Ускользая из-под контроля разума, тело пыталось спасти себя. Прямолинейно, бесхитростно, отыскивая самый простой и эффективный путь.

К людям.

На это уходили силы. Обычные физические силы. Когда их запас исчерпывался, возвращалось сознание, и Зверь доползал до койки, давая зарок удерживать себя в своей реальности. В своей, а не в той, куда затягивало сумасшедшее желание жить.

Не получалось.

Стоило телу получить передышку, и все начиналось сначала.

Зверь умирал. Но ему было смешно. Все не как у людей. Те теряют сознание от слабости, а он из-за нее приходит в себя.

Потолок над головой. Качается. Холодно. Ледяные иголочки смеха пугают больше, чем рвущийся по тоннелю огонь.

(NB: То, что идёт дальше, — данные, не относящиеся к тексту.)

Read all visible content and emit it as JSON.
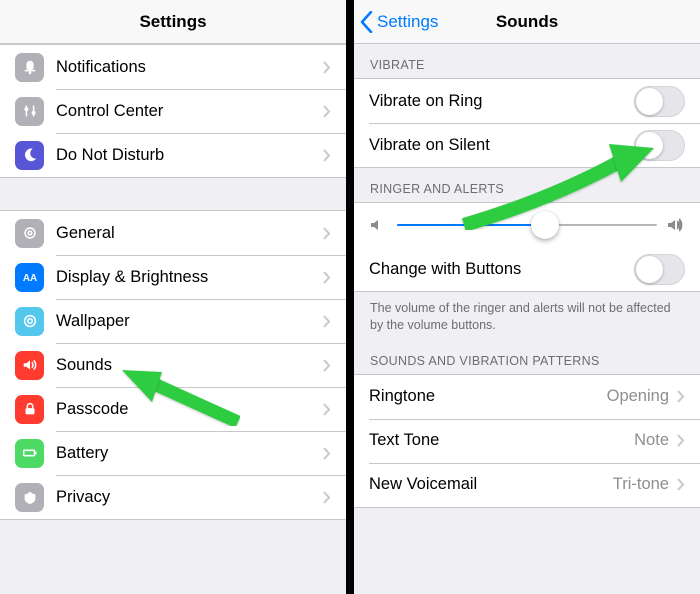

И снова не получается удержаться. Снова распахивается впереди непроглядная тьма, а за спиной гудит, дышит жаром.

Больно.

В последний раз он осознал себя у двери. Сидел на полу, прислонившись к стене, и бессмысленно разглядывал верхний угол дверного щита, вырванный из пазов. В здравом уме проделать такое ему было бы не под силу. Толстый, упругий пластик выгнулся наружу. Перекосило всю дверь. И слава богу, что перекосило. Только поэтому она и не открылась.

Вставать сил не было. Так что Зверь сидел и отвлеченно прикидывал, каким образом он сумел разблокировать запертый снаружи замок? Ведь как-то сумел. Иначе запорные язычки – еще те язычки: десять сантиметров стали – не позволили бы даже пошевелить дверь.

Хорошо, что открывается она в сторону, как на кораблях. А то ведь выбил бы, дури-то хватает.

«Дури-то у нас хватает, – вспомнилось с ленивой усмешкой, – у нас ума не хватает». В оригинале было сказано как-то иначе, но дело не в том. По уму, следовало сказать Готу, чтобы привязал спятившего сержанта к койке. Да как следует. Тут банальными наручниками не отделаешься. Для Зверя и в здравом рассудке не составляет труда любой сустав в любую сторону выкрутить, а уж когда о работе мозга речи не идет…

Кстати, думал бы головой, может, и вышел бы. Всего-то дел – дверь в сторону катнуть. А вот сейчас все. Заклинило намертво. Если у Гота хватит ума оставить искореженный щит как есть, Зверю уже не выбраться. У Гота ума хватит. Гот, он вообще умный.

Интересно, сколько прошло времени? Если верить хронометру – на исходе третий день. Если верить собственным ощущениям – миновало с десяток вечностей. Вроде было врожденное чувство времени? Где ж оно делось, родимое?

Проторенным маршрутом к койке. Главное что? Главное, на ноги встать. Потому что даже самому распоследнему Зверю не пристало перемещаться на четырех конечностях. Все-таки сапиенс, пусть и не хомо. Все-таки прямоходящий. А от животного, которое не сапиенс, любого разумного отличает только количество амбиций. Зачастую необоснованных.